In respect of the 2002 increases, both Defra and the MDC told the Committee that the bulk of the retail price increases had, in fact, been transmitted through to the farmers, although some got more than others. By what methodology the OFT came to a different conclusion is for them to explain.
Kevin Hawkins
Director General, British Retail Consortium, London SW1
Truth about police sickness toll
Sir: I was astonished at your article, "The police are a law unto themselves" (Comment, 14 December), in which the author appeared to pluck a figure from the air, asserting that a third of all police officers are "... permanently on the sick, due to 'stress', at any one time".

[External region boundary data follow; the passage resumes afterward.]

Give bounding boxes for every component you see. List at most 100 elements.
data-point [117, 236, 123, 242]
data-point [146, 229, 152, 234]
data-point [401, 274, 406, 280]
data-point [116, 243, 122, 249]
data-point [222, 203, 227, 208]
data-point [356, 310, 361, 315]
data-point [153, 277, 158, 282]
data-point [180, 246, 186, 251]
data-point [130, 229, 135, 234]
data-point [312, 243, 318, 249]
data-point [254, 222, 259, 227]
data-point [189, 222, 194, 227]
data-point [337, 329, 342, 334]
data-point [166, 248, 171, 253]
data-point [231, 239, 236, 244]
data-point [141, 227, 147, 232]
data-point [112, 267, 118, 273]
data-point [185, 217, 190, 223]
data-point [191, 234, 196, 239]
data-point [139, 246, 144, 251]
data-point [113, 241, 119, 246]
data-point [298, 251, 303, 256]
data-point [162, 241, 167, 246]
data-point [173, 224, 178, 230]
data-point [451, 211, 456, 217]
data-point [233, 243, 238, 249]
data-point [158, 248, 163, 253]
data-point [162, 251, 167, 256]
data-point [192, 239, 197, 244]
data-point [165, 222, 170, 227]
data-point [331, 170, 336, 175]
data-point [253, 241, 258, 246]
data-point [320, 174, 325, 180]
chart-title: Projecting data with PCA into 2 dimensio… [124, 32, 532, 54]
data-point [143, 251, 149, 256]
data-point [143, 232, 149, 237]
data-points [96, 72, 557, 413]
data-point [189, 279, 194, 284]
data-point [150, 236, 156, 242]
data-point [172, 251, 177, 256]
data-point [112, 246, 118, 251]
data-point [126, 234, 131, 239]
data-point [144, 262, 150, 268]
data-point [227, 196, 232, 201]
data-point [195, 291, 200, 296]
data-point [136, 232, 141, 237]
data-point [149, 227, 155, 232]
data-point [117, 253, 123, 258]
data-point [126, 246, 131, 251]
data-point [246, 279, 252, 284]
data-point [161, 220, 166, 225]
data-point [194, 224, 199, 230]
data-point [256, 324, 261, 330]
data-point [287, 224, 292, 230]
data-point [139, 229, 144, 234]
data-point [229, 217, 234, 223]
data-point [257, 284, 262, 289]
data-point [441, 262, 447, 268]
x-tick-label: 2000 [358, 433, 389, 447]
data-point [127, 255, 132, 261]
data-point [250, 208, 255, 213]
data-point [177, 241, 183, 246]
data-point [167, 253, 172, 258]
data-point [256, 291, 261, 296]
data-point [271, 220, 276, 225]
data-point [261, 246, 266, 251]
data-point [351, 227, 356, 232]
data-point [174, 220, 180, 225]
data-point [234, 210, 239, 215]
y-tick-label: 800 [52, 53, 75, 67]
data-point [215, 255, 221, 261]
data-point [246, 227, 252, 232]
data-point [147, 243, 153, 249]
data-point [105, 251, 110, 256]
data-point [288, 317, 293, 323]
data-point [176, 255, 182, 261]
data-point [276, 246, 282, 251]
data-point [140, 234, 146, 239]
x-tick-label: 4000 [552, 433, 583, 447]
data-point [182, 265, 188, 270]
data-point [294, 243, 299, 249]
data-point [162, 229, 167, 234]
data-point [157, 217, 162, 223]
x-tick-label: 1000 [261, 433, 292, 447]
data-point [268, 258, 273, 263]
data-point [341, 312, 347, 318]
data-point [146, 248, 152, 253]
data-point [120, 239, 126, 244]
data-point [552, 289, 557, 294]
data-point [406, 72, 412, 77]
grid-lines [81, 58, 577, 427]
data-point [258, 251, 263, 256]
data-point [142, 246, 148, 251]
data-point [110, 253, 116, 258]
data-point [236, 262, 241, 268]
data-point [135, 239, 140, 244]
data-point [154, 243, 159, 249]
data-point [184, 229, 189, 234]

In fact, on average, only just more than 2 per cent of our 31,161 officers are off sick on any given day. This has been achieved in the Metropolitan Police by carefully crafting a package of welfare and occupational health measures to support our officers in what can often be a very unsettling and dangerous job.

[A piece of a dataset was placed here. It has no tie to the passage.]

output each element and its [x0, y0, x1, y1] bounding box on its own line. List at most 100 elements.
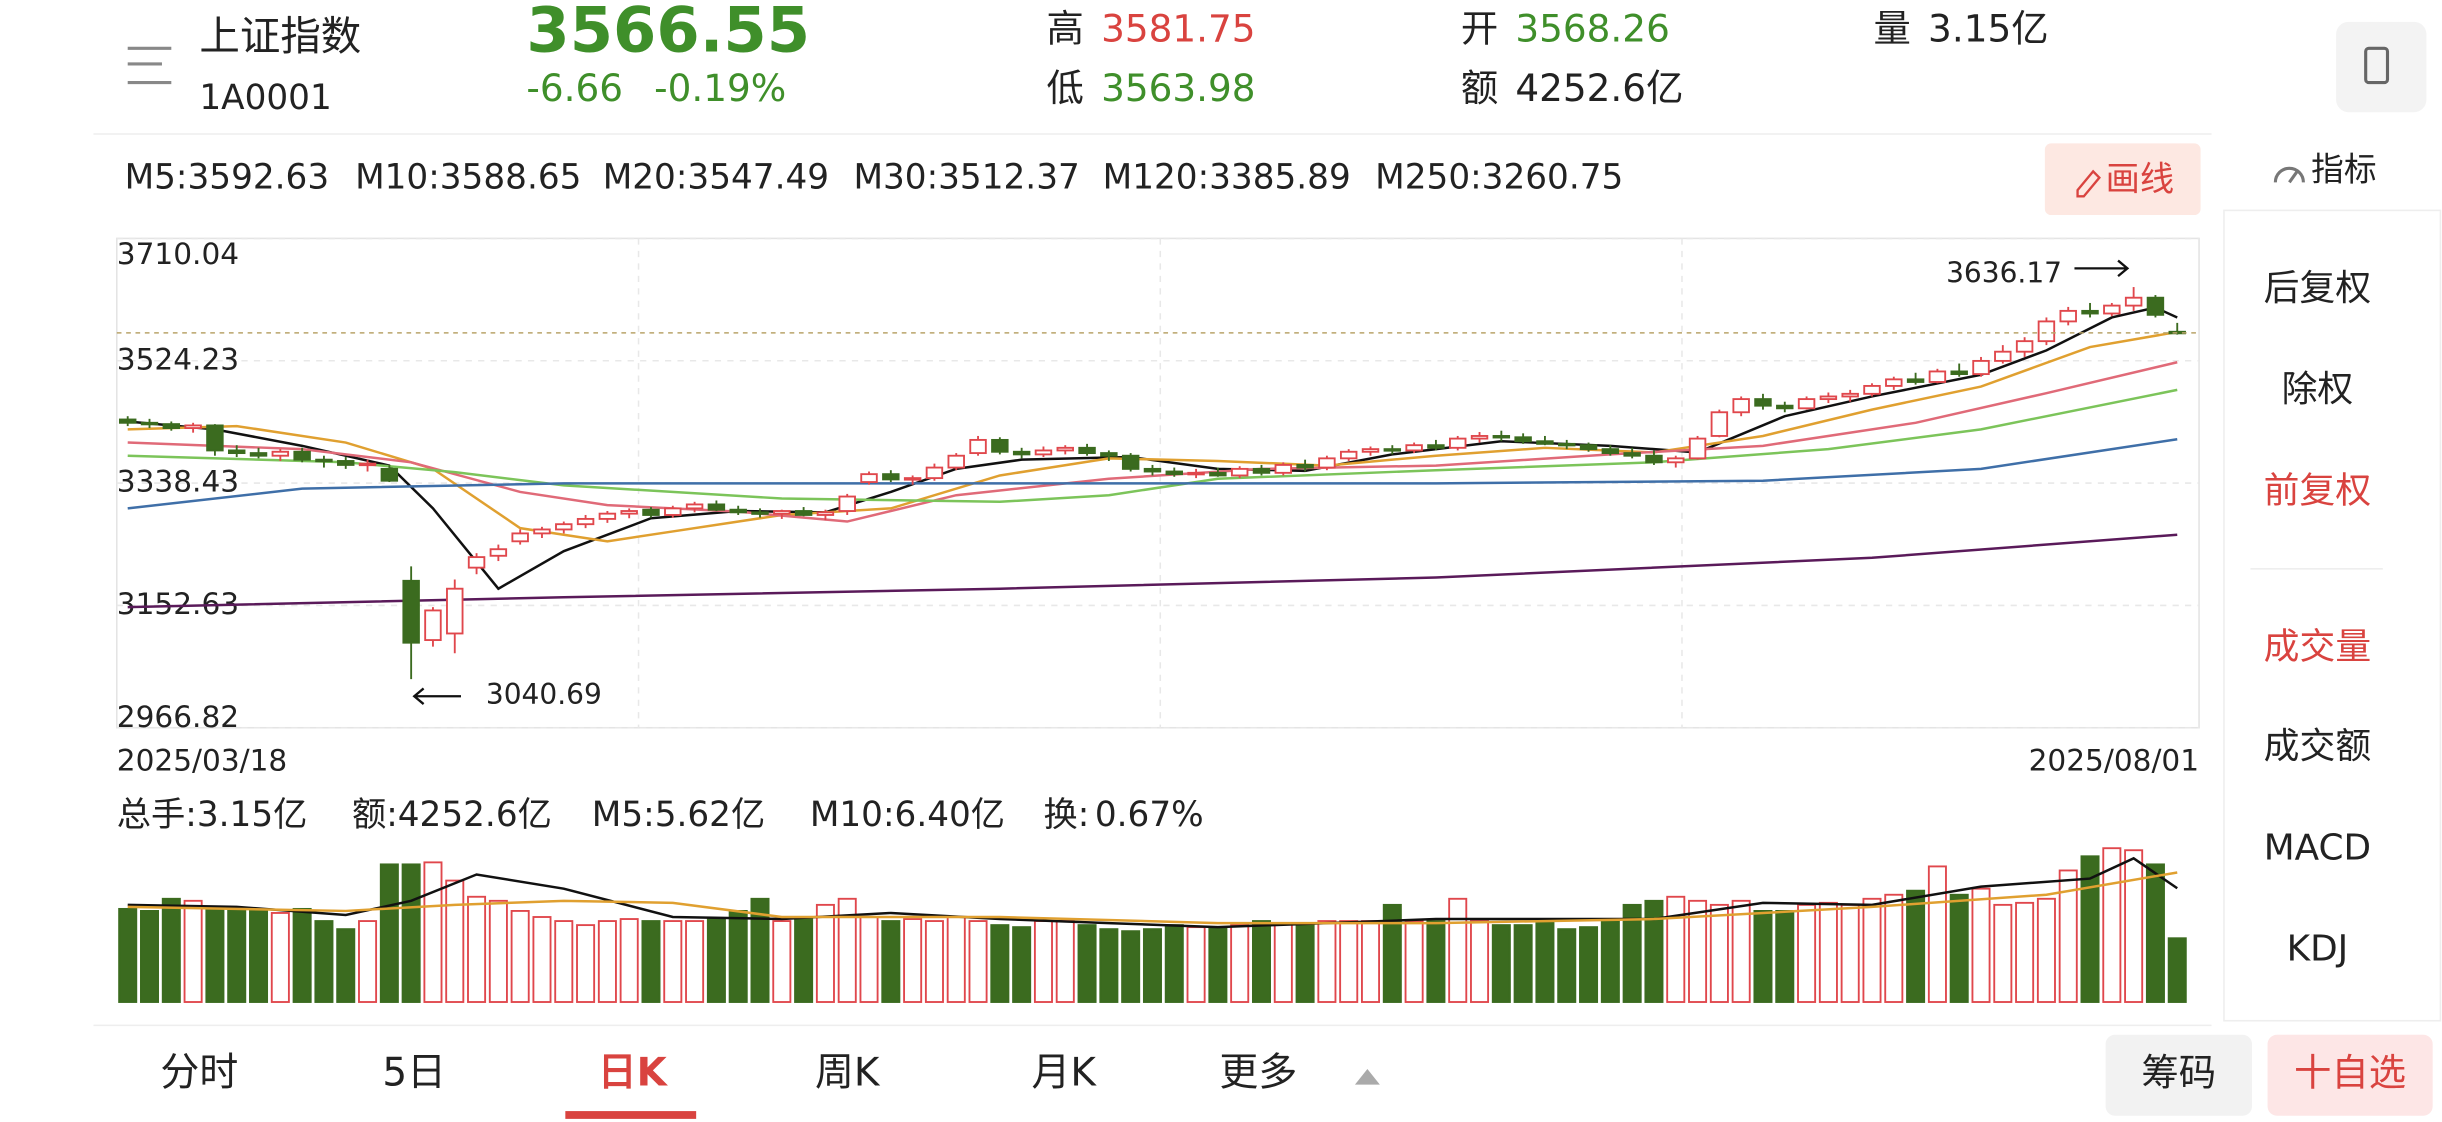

Furthermore, only .2 per cent, of this absence and not the sensationalised 30 per cent, is due to psychological or deridingly labelled "stress" reasons. Given the context of officers working shifts and exposed to dangerous situations and personal injury, these figures compare favourably with the private sector.
Stephen Roberts
Deputy Assistant Commissioner, London SW1
Briefly...
Low score for nurses
Sir: I was surprised by Brian Viner's suggestion that top footballers are so over-valued that they can earn as much as a dozen nurses ("Blame it on Rio", 22 December). I don't know how Mr Viner's local hospital is funded, but elsewhere in the country you would probably need the salaries of at least 200 nurses to match what Rio Ferdinand gets for kicking a football around.
Michael Day
Lostwithiel, Cornwall
Legal trap
Sir: The one key piece of information missing from your front-page article on slave labour in America (19 December) is that these migrant workers are in the US illegally, which is why they have no recourse to unions and are unable to lodge a protest about their wages and working conditions. Many harbouring these illegals are the ones paid by the illegals to smuggle them in, which is why they are in debt to them. If they were in the country legally, they would be in a much better position to achieve better working conditions and wages.
Debbie Joy
Desert Hills, Arizona, USA
Christian recount
Sir: It may be true that there are more practising Roman Catholics than Anglicans (report, 24 December). That does not mean that there are more practising Roman Catholics than Protestants. There are large numbers of people who attend those Protestant denominations which are not part of the established church. I am a Methodist and know that Baptists, Untied Reformed, Salvationist, Quaker, and numerous other Christians attend their places of worship regularly.
E Merrill Johns
Dover, Kent
Ban lazy parents
Sir: From January, France is under a smoking ban, also outlawing it in cars where there are young children. I would prefer to see a ban on parents driving their kids
to McDonald's. These lazy parents are firmly to blame for the train wreck we laughingly call a health service as they drain resources from those who have paid into it forever, and watch these kids grow into lumpy teenagers who will never be satisfied with their looks. The people of France know how to tell their government to take a hike. I wish them luck.
Maura Collins
London, Ontario, Canada
Flood warning
Sir: The Intergovernmental Panel on Climate Change suggested that sea levels might rise by 32ins this century. Now the journal Nature Geoscience doubles the estimate to 64ins. Such a rise would wipe out many major cities of the world, including London. If global warming does not merely continue to accelerate, but occurs with sudden flips, even higher levels will arrive even sooner. Will the Government now inform us what plans have been made for when it happens?